Current Affairs. The 1996 budget resolution starts closing federally run electric utilities. The Alaska Power Administration will soon go out of business, first by transferring the Eklutna Project (a dam) to the state's three utilities. The state will soon purchase the Snettisham Project from the APA.
Fair Play. CBS produces Ruby Ridge: An American Tragedy, a remarkably fair two-part movie on the Idaho showdown. Scriptwriter Lionel Chetwynd tells the Los Angeles Times he disagrees with Randy Weaver's views, "but he is still my fellow citizen and if I don't look out for him, then I am inviting the same treatment upon myself." Says executive producer Edgar J. Scherick, "Randy Weaver had never pointed a gun at another man in anger. By what right should his wife and child be dead now? By what right should that marshal be dead now?"

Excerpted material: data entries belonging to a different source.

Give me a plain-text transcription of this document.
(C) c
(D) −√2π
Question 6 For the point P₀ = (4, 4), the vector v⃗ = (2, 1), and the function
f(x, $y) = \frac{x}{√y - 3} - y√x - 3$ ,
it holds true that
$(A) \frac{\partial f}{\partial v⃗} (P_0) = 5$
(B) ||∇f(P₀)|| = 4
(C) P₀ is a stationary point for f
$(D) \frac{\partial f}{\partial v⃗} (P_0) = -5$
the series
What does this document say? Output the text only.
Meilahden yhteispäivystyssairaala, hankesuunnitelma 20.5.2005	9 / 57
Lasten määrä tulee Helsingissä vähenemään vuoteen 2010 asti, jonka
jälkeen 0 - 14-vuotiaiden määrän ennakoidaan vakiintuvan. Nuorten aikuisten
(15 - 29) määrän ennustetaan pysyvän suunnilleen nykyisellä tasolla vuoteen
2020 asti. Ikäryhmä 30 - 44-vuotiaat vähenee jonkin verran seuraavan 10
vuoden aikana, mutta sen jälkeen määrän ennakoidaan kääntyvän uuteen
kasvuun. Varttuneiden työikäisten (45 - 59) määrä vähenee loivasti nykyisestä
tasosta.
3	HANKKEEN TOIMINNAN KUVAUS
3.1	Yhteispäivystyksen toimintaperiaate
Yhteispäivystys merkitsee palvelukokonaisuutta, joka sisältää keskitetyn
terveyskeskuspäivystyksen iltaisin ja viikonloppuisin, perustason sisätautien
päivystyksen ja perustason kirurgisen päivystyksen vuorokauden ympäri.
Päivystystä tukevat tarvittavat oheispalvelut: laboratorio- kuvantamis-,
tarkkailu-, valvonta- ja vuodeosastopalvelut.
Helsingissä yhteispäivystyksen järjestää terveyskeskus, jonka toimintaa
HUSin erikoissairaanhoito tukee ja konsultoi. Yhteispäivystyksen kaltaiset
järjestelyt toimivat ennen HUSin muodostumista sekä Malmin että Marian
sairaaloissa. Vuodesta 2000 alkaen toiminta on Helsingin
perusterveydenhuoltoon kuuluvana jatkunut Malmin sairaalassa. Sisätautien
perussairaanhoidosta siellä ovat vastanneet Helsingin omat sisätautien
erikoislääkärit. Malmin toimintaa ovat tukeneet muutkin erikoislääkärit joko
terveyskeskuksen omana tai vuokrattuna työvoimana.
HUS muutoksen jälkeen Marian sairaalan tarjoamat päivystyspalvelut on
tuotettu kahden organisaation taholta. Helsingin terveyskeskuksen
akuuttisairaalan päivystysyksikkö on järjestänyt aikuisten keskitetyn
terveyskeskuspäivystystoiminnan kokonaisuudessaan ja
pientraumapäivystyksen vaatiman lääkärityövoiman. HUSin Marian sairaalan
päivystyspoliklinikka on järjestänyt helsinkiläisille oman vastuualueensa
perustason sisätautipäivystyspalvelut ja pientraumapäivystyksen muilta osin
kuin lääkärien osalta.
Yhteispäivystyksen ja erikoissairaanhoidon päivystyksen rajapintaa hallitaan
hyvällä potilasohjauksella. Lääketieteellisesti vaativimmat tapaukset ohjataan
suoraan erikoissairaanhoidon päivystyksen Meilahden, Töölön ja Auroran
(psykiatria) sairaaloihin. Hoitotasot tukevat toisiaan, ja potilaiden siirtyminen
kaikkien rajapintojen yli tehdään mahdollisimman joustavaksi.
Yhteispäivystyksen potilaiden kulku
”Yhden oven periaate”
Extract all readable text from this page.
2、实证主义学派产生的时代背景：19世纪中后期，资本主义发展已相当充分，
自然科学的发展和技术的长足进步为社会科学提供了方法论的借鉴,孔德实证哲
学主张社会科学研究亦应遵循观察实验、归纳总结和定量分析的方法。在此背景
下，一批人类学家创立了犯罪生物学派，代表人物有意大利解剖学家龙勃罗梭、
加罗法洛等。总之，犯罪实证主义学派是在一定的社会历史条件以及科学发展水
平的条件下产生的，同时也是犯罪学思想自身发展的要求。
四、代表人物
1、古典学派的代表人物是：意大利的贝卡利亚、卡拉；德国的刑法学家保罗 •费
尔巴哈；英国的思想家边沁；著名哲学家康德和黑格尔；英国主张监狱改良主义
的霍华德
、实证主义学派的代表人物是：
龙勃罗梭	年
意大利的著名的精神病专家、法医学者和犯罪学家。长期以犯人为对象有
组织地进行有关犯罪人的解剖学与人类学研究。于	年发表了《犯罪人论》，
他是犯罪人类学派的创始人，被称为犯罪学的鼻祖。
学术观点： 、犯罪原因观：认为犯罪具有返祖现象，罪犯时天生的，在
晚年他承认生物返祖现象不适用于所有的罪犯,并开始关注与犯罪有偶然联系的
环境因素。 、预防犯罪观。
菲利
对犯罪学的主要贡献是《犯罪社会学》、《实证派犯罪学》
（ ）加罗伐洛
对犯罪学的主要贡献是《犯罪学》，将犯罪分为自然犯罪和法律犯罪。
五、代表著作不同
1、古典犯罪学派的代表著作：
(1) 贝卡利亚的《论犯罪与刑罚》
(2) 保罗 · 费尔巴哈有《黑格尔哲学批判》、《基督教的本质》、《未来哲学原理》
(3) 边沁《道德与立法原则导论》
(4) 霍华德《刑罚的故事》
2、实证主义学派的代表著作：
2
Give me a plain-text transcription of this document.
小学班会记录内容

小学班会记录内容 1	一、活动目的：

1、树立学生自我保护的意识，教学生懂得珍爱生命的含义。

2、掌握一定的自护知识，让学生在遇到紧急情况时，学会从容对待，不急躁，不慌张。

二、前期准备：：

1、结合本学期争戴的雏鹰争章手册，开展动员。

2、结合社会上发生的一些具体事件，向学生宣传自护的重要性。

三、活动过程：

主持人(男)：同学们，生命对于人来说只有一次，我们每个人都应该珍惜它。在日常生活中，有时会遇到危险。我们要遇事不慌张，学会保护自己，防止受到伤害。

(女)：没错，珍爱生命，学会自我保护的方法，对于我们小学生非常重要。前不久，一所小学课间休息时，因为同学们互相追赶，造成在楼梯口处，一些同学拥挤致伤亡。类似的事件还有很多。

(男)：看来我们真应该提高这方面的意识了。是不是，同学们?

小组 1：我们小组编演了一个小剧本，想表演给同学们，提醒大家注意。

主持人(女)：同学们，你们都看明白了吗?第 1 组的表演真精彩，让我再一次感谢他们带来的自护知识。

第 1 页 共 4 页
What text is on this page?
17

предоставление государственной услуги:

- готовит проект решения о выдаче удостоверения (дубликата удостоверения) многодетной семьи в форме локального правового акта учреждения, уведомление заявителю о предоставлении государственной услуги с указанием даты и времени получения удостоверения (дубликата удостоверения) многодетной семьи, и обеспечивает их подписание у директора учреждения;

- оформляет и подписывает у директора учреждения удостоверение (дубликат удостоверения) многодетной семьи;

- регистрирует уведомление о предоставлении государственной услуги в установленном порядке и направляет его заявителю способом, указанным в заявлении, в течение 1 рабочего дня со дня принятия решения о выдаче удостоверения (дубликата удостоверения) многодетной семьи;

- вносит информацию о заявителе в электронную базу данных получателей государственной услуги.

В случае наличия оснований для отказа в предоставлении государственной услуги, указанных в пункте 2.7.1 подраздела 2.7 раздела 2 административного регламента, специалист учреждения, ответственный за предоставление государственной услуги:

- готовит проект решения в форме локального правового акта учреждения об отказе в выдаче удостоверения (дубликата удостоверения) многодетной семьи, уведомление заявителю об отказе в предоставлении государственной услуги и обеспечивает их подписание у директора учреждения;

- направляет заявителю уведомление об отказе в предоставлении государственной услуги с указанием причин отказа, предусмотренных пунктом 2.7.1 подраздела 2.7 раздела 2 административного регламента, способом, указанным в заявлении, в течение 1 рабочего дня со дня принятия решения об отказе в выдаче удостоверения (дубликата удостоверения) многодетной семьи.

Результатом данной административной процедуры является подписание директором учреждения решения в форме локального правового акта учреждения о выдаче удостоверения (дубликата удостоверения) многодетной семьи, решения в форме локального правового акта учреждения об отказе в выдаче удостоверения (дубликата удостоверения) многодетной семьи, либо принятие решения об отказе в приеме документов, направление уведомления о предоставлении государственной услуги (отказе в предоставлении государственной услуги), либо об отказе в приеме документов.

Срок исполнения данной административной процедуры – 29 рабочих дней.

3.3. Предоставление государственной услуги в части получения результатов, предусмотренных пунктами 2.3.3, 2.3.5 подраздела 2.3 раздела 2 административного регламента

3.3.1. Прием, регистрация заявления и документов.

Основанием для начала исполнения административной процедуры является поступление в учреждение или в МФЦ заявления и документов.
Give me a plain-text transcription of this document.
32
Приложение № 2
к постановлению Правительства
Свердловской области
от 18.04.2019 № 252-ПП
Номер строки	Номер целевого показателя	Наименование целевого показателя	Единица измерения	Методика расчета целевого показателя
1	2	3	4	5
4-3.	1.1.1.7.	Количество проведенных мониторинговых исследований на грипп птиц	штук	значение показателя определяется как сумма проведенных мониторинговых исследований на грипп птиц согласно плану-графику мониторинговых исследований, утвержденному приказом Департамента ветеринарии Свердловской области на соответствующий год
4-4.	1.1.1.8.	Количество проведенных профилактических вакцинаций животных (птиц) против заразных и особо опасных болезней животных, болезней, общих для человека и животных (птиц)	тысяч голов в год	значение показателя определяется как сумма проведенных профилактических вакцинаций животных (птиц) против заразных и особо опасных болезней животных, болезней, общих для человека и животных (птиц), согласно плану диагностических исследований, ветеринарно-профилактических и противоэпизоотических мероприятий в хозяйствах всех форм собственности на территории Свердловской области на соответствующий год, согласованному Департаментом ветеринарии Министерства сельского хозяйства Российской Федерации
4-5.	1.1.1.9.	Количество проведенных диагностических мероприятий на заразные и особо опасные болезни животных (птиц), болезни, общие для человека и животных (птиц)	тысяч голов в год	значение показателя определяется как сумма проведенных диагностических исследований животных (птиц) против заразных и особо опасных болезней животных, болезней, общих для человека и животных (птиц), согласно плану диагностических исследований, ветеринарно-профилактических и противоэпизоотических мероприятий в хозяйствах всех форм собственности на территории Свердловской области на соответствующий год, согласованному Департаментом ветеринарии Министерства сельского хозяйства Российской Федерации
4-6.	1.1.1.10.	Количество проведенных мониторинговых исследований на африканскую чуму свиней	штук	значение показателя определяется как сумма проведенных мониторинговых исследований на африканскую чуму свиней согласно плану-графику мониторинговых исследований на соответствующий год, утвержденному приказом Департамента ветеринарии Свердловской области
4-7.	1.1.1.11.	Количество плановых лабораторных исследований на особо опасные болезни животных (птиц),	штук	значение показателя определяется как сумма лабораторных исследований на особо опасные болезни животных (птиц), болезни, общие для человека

Test Case. Concerned about your HIV status? You can soon test yourself at home. The Food and Drug Administration approves a $40 testing kit that will let individuals give themselves simple blood tests, send them to a physician, and get the results with a confidential phone call, saving the extra expense of an office visit.
Lights Out. Bill Clinton urges cities to implement dawn-to-dusk curfews for children younger than 17. Not to be outnannied, Rep. Bill Mc-Collum (R-Fla.), architect of the "tamper-proof" Social Security card, says the feds should offer $250 million as "incentives" for cities to join the curfew craze.
Children's Hours. Federal Communications Commission Chairman Reed Hundt and Commissioner Susan Ness want to force broadcasters to show three hours of "children's educational programming" a week. (The Smurfs count. The Flintstones don't. No kidding.) Commissioners James Quello and Rachelle Chong had opposed mandates for kids' TV, leading to a 2-2 standoff. Until now: Quello retreats, in part citing agency "gridlock."
Vintage Cops. Relying on Prohibition-era legal precedents, 28 states outlaw direct shipping of beer, wine, and spirits from alcohol producers and such mail-order houses as the Beer of the Month Club. (In Kentucky, direct shipping is a felony.) Those states ask the Bureau of Alcohol, Tobacco, and Firearms to outlaw out-of-state booze shipments na-tionwide. If the BATF refuses, the states want Congress to intervene.
Nanny State. Wonder why European economies are moribund? Consider Italy, which requires pregnant women to leave their jobs for the last two months of their pregnancies and the first three months after they give birth. During this time, expectant mothers receive full salaries, 80 percent provided by taxpayers. And any woman who has a compliant doctor can get permission to take her entire pregnancy off, and as much as three years away from work after having a child. Taxpayers handed over almost $1 billion for maternity leaves last year.